Having previously only read serial novellas by this author, I was delighted when she announced a stand-alone novel-length project. This book contains all of the elements that I have come to love this author for, such as satisfying paranormal romance arcs featuring unique and fantastical characters. Draper is still one of the few “reverse harem” authors I have found who incorporates the harem element as a plot point in her stories rather than a titillating excuse for lots of sex. In this particular case, the story would have been satisfying with only the relationship between Blythe and Raina. However, including Hakan and Mizu is entirely relevant to the needs of the story, with the added benefit of highlighting under-represented sexualities (bisexuality and asexuality) in an accepting and loving context.

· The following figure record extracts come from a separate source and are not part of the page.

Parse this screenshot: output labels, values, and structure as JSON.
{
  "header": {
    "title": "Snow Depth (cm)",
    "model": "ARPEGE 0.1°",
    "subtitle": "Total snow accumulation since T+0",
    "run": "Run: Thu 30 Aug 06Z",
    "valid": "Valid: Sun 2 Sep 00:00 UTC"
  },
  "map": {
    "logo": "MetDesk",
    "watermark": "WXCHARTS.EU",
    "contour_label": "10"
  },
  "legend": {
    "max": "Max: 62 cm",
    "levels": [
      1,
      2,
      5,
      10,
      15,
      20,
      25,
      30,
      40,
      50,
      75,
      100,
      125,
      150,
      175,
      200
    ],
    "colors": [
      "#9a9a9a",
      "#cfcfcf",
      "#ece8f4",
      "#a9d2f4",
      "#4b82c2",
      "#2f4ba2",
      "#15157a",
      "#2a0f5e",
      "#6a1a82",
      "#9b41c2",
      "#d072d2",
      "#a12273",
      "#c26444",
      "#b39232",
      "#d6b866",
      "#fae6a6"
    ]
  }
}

Initially, I thought that bringing an alternate universe version of “the United States” into this story was unnecessary. However, it allows Draper to fill an influential political role with a character of indigenous descent. The setting also contextualizes how the characters of different ethnicities are in their varying social positions without unnecessary explanation.

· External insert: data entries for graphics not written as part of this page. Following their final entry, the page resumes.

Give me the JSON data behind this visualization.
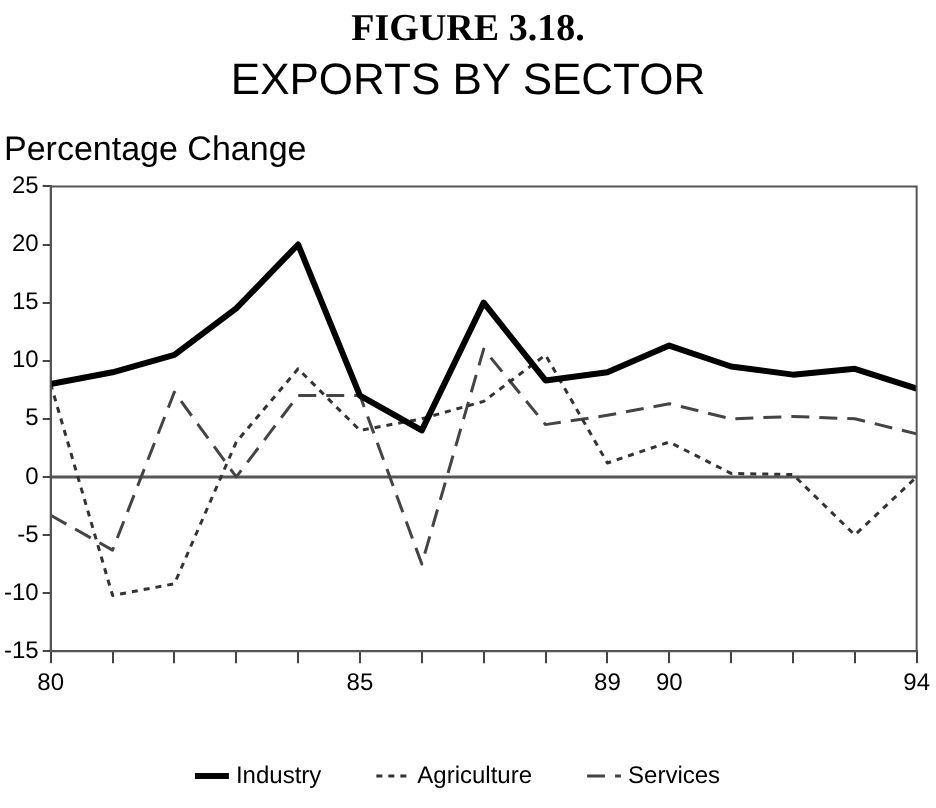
{
  "chart_data": {
    "type": "line",
    "title": "FIGURE 3.18.",
    "subtitle": "EXPORTS BY SECTOR",
    "ylabel": "Percentage Change",
    "x": [
      80,
      81,
      82,
      83,
      84,
      85,
      86,
      87,
      88,
      89,
      90,
      91,
      92,
      93,
      94
    ],
    "xlim": [
      80,
      94
    ],
    "xticks": [
      80,
      {
        "value": 81,
        "label": null
      },
      {
        "value": 82,
        "label": null
      },
      {
        "value": 83,
        "label": null
      },
      {
        "value": 84,
        "label": null
      },
      85,
      {
        "value": 86,
        "label": null
      },
      {
        "value": 87,
        "label": null
      },
      {
        "value": 88,
        "label": null
      },
      89,
      90,
      {
        "value": 91,
        "label": null
      },
      {
        "value": 92,
        "label": null
      },
      {
        "value": 93,
        "label": null
      },
      94
    ],
    "ylim": [
      -15,
      25
    ],
    "yticks": [
      -15,
      -10,
      -5,
      0,
      5,
      10,
      15,
      20,
      25
    ],
    "series": [
      {
        "name": "Industry",
        "color": "#000000",
        "line_style": "solid",
        "values": [
          8,
          9,
          10.5,
          14.5,
          20,
          7,
          4,
          15,
          8.3,
          9,
          11.3,
          9.5,
          8.8,
          9.3,
          7.6
        ]
      },
      {
        "name": "Agriculture",
        "color": "#333333",
        "line_style": "dotted",
        "values": [
          8,
          -10.2,
          -9.2,
          3,
          9.3,
          4,
          5,
          6.5,
          10.5,
          1.2,
          3,
          0.3,
          0.2,
          -5,
          0
        ]
      },
      {
        "name": "Services",
        "color": "#444444",
        "line_style": "dashed",
        "values": [
          -3.3,
          -6.3,
          7.3,
          0,
          7,
          7,
          -7.5,
          11,
          4.5,
          5.3,
          6.3,
          5,
          5.2,
          5,
          3.7
        ]
      }
    ],
    "ref_lines": [
      {
        "axis": "y",
        "value": 0,
        "color": "#555555"
      }
    ],
    "grid": false,
    "legend": "bottom",
    "marker": "none"
  }
}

By the very concept of the magic system used, this book also comments on gender and social dynamics in a manner that never feels heavy-handed. Raina’s desire to change the status quo does not put her on any sort of pedestal; instead, she is down-to-earth enough that her actions in support of her beliefs come off as sensible rather than revolutionary.

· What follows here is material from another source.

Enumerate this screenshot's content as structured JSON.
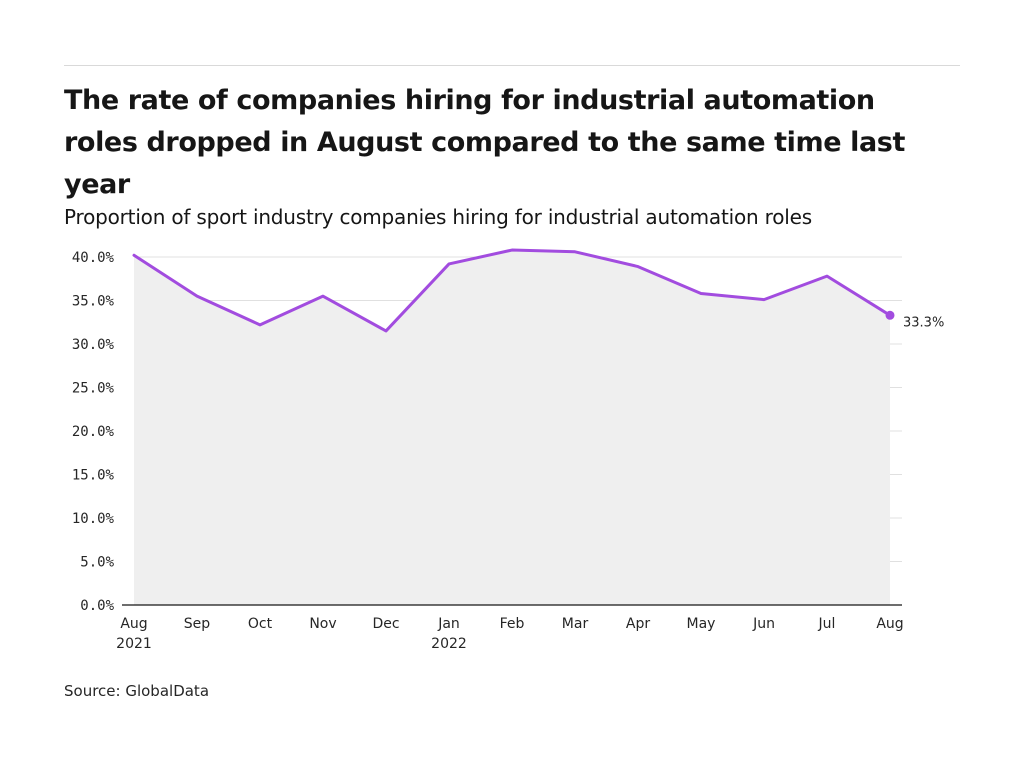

I would happily revisit these characters or this world in the future. They all captured my heart, and the book’s conclusion introduced plenty of changes to the world—the possibility for conflict means a sequel would be relevant rather than self-indulgent.
So, why 4 stars? The text desperately needed a final pass by a copy editor or proofreader before publication. The story is excellent and engaging enough that I never felt the urge to put it down when I stumbled across errors, but I cringed every time.